E Brutus, como vocês sabem, era o anjo de César. Oh! Deuses, como Cesar o amava. O golpe de Brutus foi, de todos o mais brutal e o mais perverso. Pois, quando o nobre César viu que Brutus o apunhalava, a ingratidão, mais que a força do braço traidor, parou seu coração.
Oh! Que queda brutal meus concidadãos. Então eu e vocês e todos nós também tombamos, enquanto esta sanguinária traição florescia sobre nós.
Sim, agora vocês choram. Percebo que sentem um pouco de piedade por ele.

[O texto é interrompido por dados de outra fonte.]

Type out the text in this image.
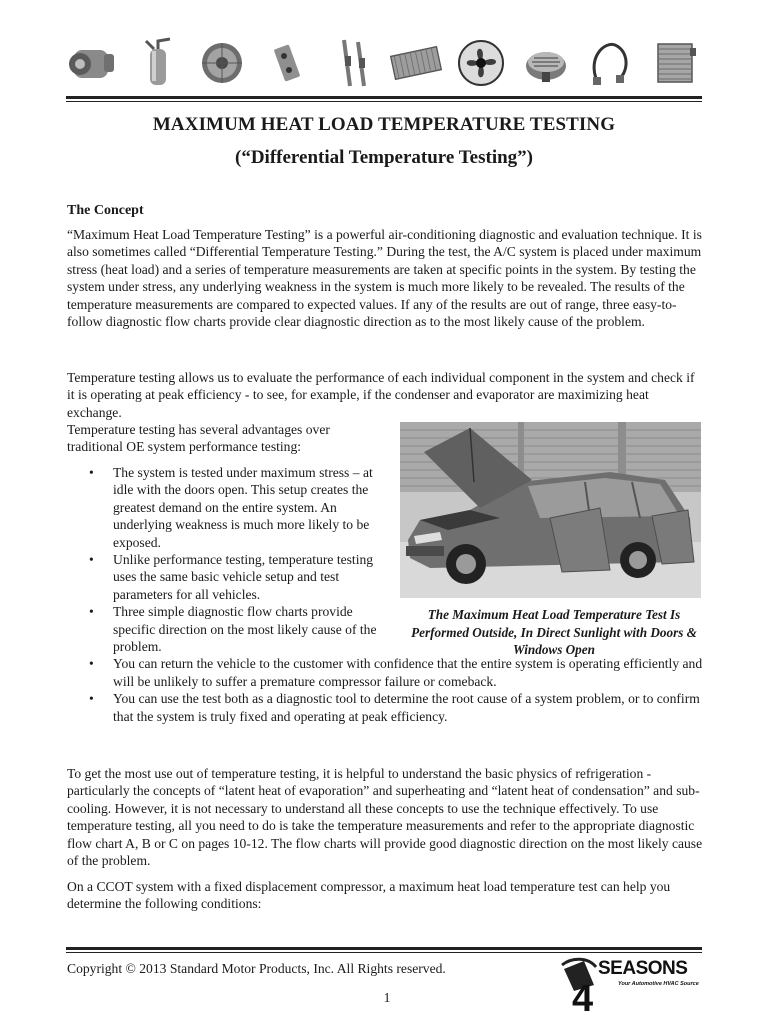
MAXIMUM HEAT LOAD TEMPERATURE TESTING
(“Differential Temperature Testing”)
The Concept

“Maximum Heat Load Temperature Testing” is a powerful air-conditioning diagnostic and evaluation technique. It is also sometimes called “Differential Temperature Testing.” During the test, the A/C system is placed under maximum stress (heat load) and a series of temperature measurements are taken at specific points in the system. By testing the system under stress, any underlying weakness in the system is much more likely to be revealed. The results of the temperature measurements are compared to expected values. If any of the results are out of range, three easy-to-follow diagnostic flow charts provide clear diagnostic direction as to the most likely cause of the problem.

Temperature testing allows us to evaluate the performance of each individual component in the system and check if it is operating at peak efficiency - to see, for example, if the condenser and evaporator are maximizing heat exchange.

Temperature testing has several advantages over traditional OE system performance testing:

• The system is tested under maximum stress – at idle with the doors open. This setup creates the greatest demand on the entire system. An underlying weakness is much more likely to be exposed.
• Unlike performance testing, temperature testing uses the same basic vehicle setup and test parameters for all vehicles.
• Three simple diagnostic flow charts provide specific direction on the most likely cause of the problem.
• You can return the vehicle to the customer with confidence that the entire system is operating efficiently and will be unlikely to suffer a premature compressor failure or comeback.
• You can use the test both as a diagnostic tool to determine the root cause of a system problem, or to confirm that the system is truly fixed and operating at peak efficiency.

The Maximum Heat Load Temperature Test Is Performed Outside, In Direct Sunlight with Doors & Windows Open

To get the most use out of temperature testing, it is helpful to understand the basic physics of refrigeration - particularly the concepts of “latent heat of evaporation” and superheating and “latent heat of condensation” and sub-cooling. However, it is not necessary to understand all these concepts to use the technique effectively. To use temperature testing, all you need to do is take the temperature measurements and refer to the appropriate diagnostic flow chart A, B or C on pages 10-12. The flow charts will provide good diagnostic direction on the most likely cause of the problem.

On a CCOT system with a fixed displacement compressor, a maximum heat load temperature test can help you determine the following conditions:

Copyright © 2013 Standard Motor Products, Inc. All Rights reserved.
1	4
SEASONS
Your Automotive HVAC Source
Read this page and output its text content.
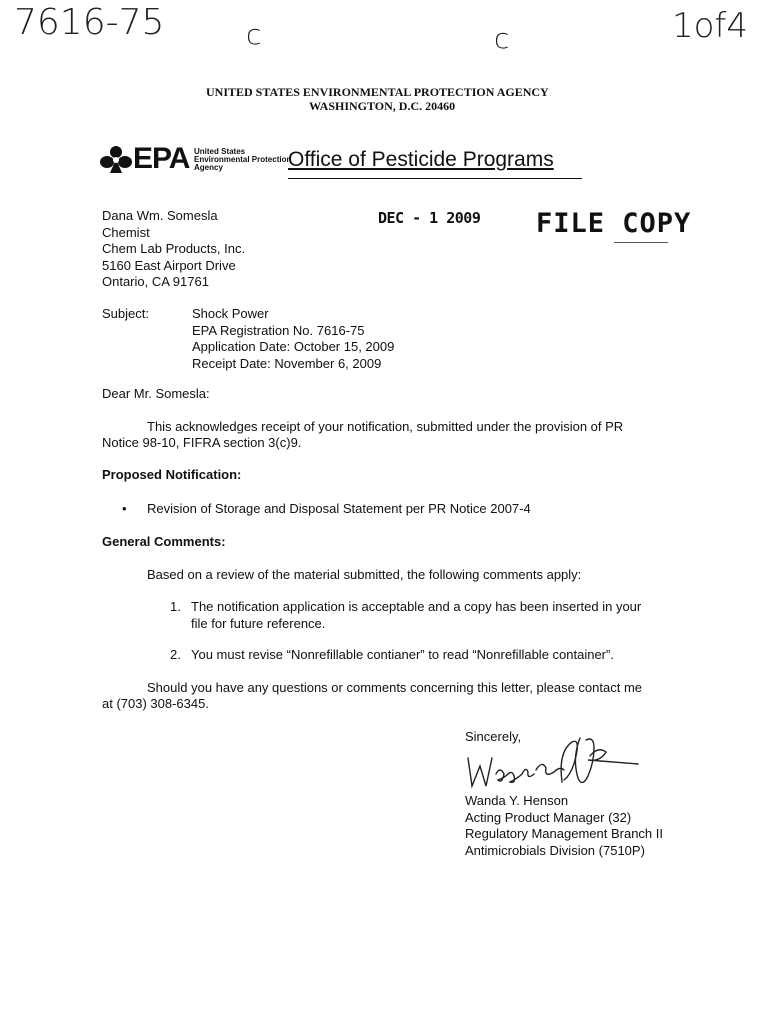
7616-75	c	c	1of4
UNITED STATES ENVIRONMENTAL PROTECTION AGENCY
WASHINGTON, D.C. 20460
EPA United States
Environmental Protection
Agency	Office of Pesticide Programs
Dana Wm. Somesla
Chemist
Chem Lab Products, Inc.
5160 East Airport Drive
Ontario, CA 91761
DEC - 1 2009 FILE COPY
Subject:	Shock Power
EPA Registration No. 7616-75
Application Date: October 15, 2009
Receipt Date: November 6, 2009
Dear Mr. Somesla:
This acknowledges receipt of your notification, submitted under the provision of PR
Notice 98-10, FIFRA section 3(c)9.
Proposed Notification:
• Revision of Storage and Disposal Statement per PR Notice 2007-4
General Comments:
Based on a review of the material submitted, the following comments apply:
1. The notification application is acceptable and a copy has been inserted in your
file for future reference.
2. You must revise “Nonrefillable contianer” to read “Nonrefillable container”.
Should you have any questions or comments concerning this letter, please contact me
at (703) 308-6345.
Sincerely,
Wanda Y. Henson
Acting Product Manager (32)
Regulatory Management Branch II
Antimicrobials Division (7510P)
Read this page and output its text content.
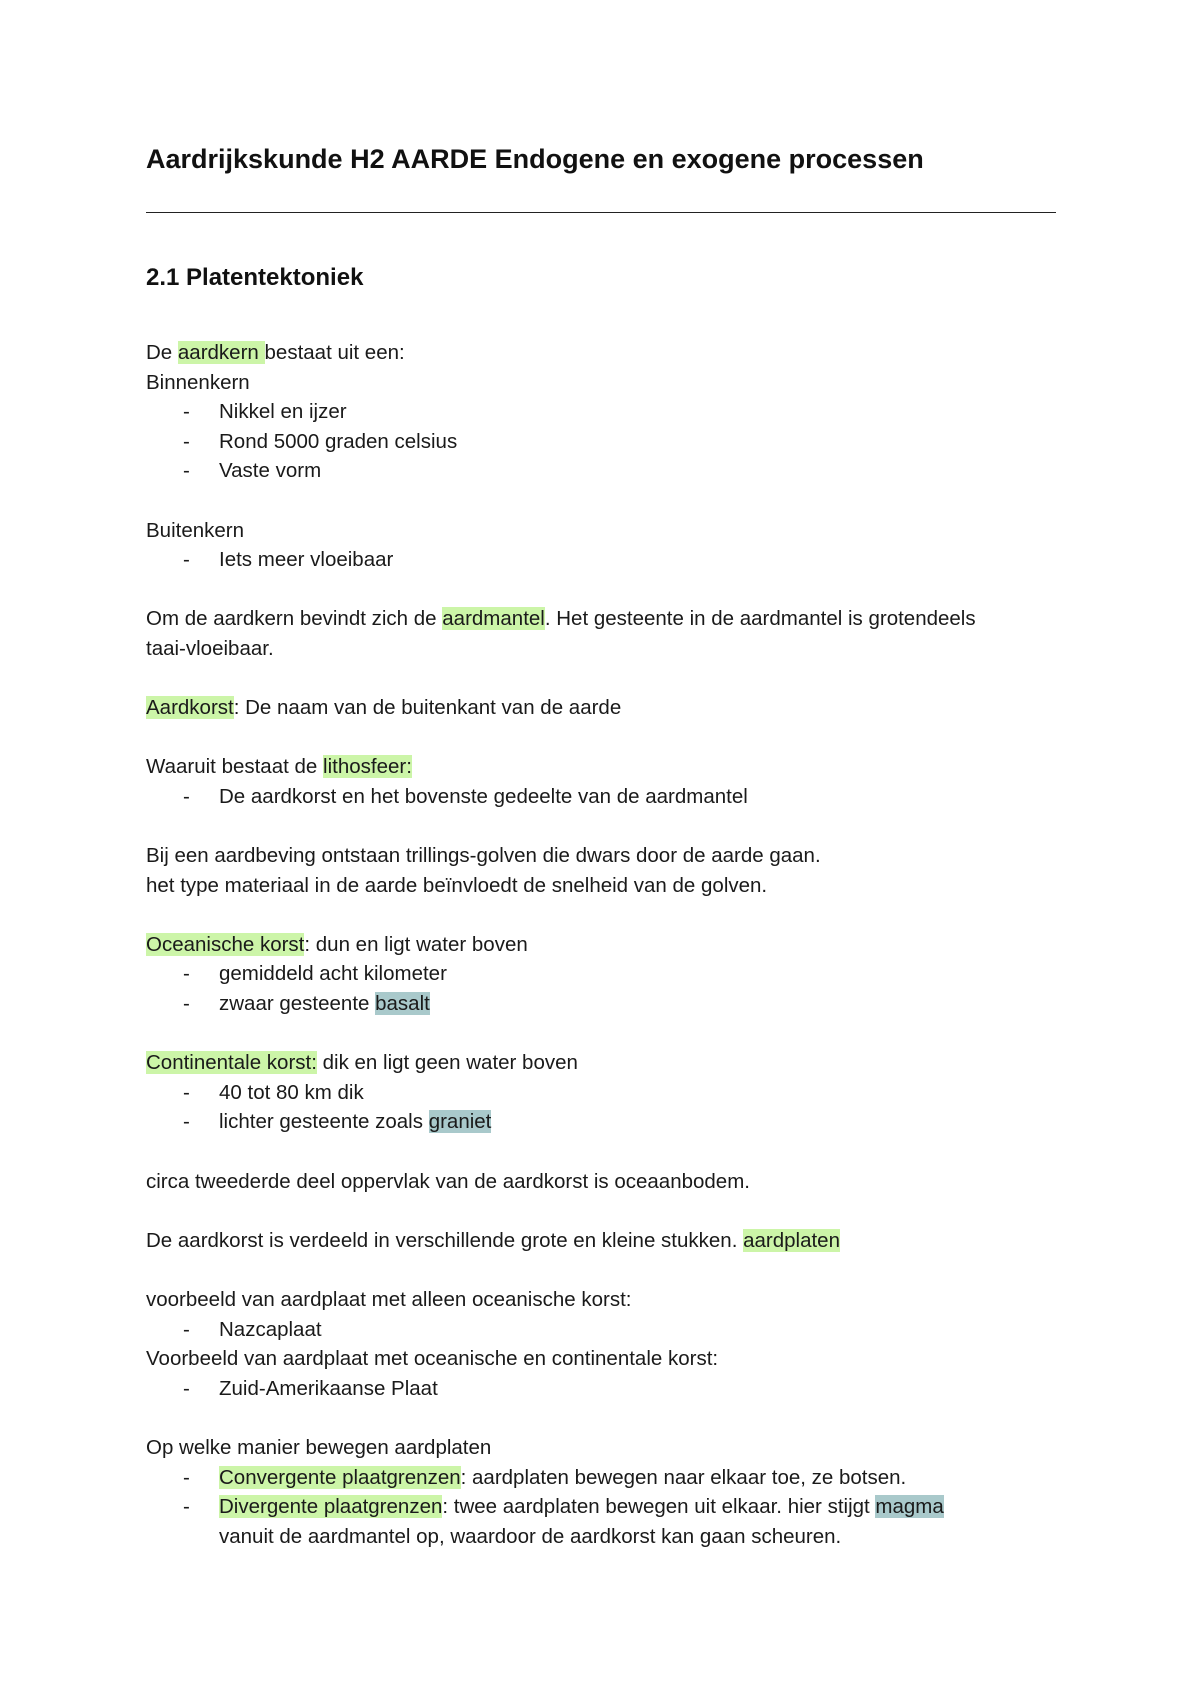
Aardrijkskunde H2 AARDE Endogene en exogene processen
2.1 Platentektoniek
De aardkern bestaat uit een:
Binnenkern
- Nikkel en ijzer
- Rond 5000 graden celsius
- Vaste vorm
Buitenkern
- Iets meer vloeibaar
Om de aardkern bevindt zich de aardmantel. Het gesteente in de aardmantel is grotendeels
taai-vloeibaar.
Aardkorst: De naam van de buitenkant van de aarde
Waaruit bestaat de lithosfeer:
- De aardkorst en het bovenste gedeelte van de aardmantel
Bij een aardbeving ontstaan trillings-golven die dwars door de aarde gaan.
het type materiaal in de aarde beïnvloedt de snelheid van de golven.
Oceanische korst: dun en ligt water boven
- gemiddeld acht kilometer
- zwaar gesteente basalt
Continentale korst: dik en ligt geen water boven
- 40 tot 80 km dik
- lichter gesteente zoals graniet
circa tweederde deel oppervlak van de aardkorst is oceaanbodem.
De aardkorst is verdeeld in verschillende grote en kleine stukken. aardplaten
voorbeeld van aardplaat met alleen oceanische korst:
- Nazcaplaat
Voorbeeld van aardplaat met oceanische en continentale korst:
- Zuid-Amerikaanse Plaat
Op welke manier bewegen aardplaten
- Convergente plaatgrenzen: aardplaten bewegen naar elkaar toe, ze botsen.
- Divergente plaatgrenzen: twee aardplaten bewegen uit elkaar. hier stijgt magma
vanuit de aardmantel op, waardoor de aardkorst kan gaan scheuren.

Boas almas. Choram ao ver o manto do nosso César despedaçado.
Bons amigos, queridos amigos, não quero estimular a revolta de vocês. Aqueles que praticaram este ato são honrados. Quais queixas e interesses particulares os levaram a fazer o que fizeram, não sei. Mas são sábios e honrados e tenho certeza que apresentarão a vocês as suas razões.
Eu não vim para roubar seus corações. Eu não sou um bom orador como Brutus. Sou um homem simples e direto, que amo os meus amigos.”
Seguem-se novamente comentários das pessoas, já agora lamentando o assassinato e condenando os assassinos.
Volta Marco António:
“Aqui está o testamento, com o selo de César. A cada cidadão ele deixou 75 dracmas. Mais, para vocês ele deixou seus bens. Seus sítios neste lado do Tibre, com suas árvores, seu pomar, para vocês e para os herdeiros de vocês e para sempre. Este era César. Quando aparecerá outro como ele?”
Revoltada a massa sai rumo às casas dos conspiradores para vingar César.
ADENDO – Uma curiosidade histórica: Em novembro de 1864 no Teatro de Winter Garden, os irmãos Booth fizeram, em Nova York, sua única aparição juntos nessa peça de Shakespeare (foto ao lado). John WilkesBooth – que viria ser o assassino de Lincoln em 1865 – representava Marco António; JuniusBooth Jr.- Cássio e Edwin Booth – Brutus. A exibição era beneficente e destinava-se e captar recursos para pagar a estátua de Shakespeare no Central Park, onde se encontra até hoje.